Джулиана Стивенс оказалась немолодой рассудительной женщиной. Ее неторопливая речь, плавные движения, изысканные манеры придавали особую убедительность всему, что она говорила или делала. Она еще раз сосредоточенно выслушала Анну и предложила несколько сценариев поведения, отдельно оговорив каждый из них.
Анна полностью доверилась ей, вплоть до того, что рассказала как долго и по каким причинам не имела возможности забеременеть. Джулиана особо остановилась на одном немаловажном обстоятельстве.
– Вы имели интимную связь с отцом ребенка, сразу после которой он прекратил с вами всякие контакты? – вопросительным тоном констатировала адвокат.

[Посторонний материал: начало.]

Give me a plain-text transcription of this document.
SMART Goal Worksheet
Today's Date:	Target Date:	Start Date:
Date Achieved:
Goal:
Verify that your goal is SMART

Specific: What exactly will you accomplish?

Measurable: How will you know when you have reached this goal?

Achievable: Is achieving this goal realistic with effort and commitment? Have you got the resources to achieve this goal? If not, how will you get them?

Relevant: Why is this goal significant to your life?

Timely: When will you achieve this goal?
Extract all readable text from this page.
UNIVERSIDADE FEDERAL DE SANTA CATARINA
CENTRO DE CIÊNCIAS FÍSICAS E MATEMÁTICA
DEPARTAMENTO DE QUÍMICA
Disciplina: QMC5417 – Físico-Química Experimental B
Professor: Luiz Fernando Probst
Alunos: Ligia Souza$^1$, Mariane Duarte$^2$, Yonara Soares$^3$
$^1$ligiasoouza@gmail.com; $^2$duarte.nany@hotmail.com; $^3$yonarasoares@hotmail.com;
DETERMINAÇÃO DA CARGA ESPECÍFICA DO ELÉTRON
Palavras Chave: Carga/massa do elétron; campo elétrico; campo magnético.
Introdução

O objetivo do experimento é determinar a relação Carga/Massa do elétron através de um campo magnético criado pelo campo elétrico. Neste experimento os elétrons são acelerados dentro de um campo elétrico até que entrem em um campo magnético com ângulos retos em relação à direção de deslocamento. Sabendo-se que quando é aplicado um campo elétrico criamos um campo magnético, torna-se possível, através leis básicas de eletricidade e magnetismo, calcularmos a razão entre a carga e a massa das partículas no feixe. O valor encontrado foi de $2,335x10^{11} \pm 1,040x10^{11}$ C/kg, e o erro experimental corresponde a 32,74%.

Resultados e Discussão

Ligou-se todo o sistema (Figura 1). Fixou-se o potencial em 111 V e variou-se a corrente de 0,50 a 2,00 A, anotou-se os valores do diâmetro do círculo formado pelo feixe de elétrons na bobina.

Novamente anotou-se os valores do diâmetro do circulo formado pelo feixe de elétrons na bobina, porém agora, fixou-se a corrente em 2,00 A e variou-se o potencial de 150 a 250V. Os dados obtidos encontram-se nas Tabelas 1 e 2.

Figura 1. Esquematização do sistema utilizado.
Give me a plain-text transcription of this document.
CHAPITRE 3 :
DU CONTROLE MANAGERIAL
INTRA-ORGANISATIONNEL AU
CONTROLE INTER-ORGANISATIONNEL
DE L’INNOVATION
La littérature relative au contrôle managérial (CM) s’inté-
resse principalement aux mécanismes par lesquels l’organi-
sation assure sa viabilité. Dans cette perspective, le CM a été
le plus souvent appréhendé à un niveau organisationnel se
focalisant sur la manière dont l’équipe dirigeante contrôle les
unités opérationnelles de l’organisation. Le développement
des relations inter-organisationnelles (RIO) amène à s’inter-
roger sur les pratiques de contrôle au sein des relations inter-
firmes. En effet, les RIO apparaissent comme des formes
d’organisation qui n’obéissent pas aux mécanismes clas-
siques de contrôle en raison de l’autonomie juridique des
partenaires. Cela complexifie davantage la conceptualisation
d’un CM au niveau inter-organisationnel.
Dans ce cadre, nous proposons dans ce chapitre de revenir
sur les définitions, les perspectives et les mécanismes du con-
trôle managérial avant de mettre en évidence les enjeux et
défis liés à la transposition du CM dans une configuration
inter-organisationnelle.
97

– Совершенно верно. Он прервал отношения более чем за месяц до того, как я узнала, что беременна.
Джулиана сделала пометки в желтеньком блокноте.
– Как отец ребенка повел себя, узнав, что вы беременны от него?
– Решив, что я таким образом хочу принудить его к браку, он велел мне держаться от него подальше, после чего подослал ко мне своего отвратительного адвоката.
– Вторжение адвоката вывело вас из равновесия? – уточнила дама.
– Совершенно верно. Я была вне себя, тем более что вовсе не избегаю общаться лично с мистером Форсайтом, сознавая, что в интересах моего ребенка сохранять добросердечные отношения с его отцом. Поступок Таннера меня шокировал. Его же адвокат меня просто напугал. Его бесцеремонное поведение, тупой и грубый формализм вынудили меня искать у вас защиты. Я не могу допустить, чтобы кто-то взыскивал с меня за то, что я стремлюсь быть матерью, тем более я не собираюсь из-за этих надуманных разбирательств ставить под угрозу здоровье и благополучие своего ребенка. Мне необходима спокойная беременность. Я требую, чтобы никто не нарушал ее мирное течение.
– Мне импонирует ваша позиция, мисс Ларкин. Что именно вы хотите в связи с этим мне поручить? – деловито поинтересовалась Джулиана.
– У меня нет ни требований, ни претензий к отцу ребенка. Если он хочет обезопасить себя от каких-либо посягательств с моей стороны, то, вероятно, есть какие-то формы, которые следует заполнить ему или мне.
– Вы считаете, он пойдет на отказ от отцовских прав? – осведомилась юрист.
– Не знаю. Имеет смысл это выяснить, – робко отозвалась Анна. – Я знаю, как это ужасно звучит. В идеале этого не понадобилось бы…
– Важно выяснить также и то, как к этому отнесутся прочие члены его биологической семьи. Может быть, вы сами не захотите отказывать ребенку в возможности видеться с бабушкой, дедушкой, дядями, тетями, кузенами, которые будут ему кровной родней.
– Вы правы. Я еще не задумывалась над этим, – проговорила Анна.
– Я постараюсь сделать так, чтобы вы с мистером Форсайтом смогли обстоятельно обсудить все насущные вопросы в благоприятной обстановке и конструктивном ключе. Боюсь, без этой меры мы только спровоцируем острую конфронтацию. Если мирный план не принесет добрых результатов, будем думать, что еще предпринять. Я беру на себя функции координаторов. А вы досконально продумайте аргументацию своей позиции.
– Вы правы. Стоит попытаться, – согласилась Анна в завершении консультации.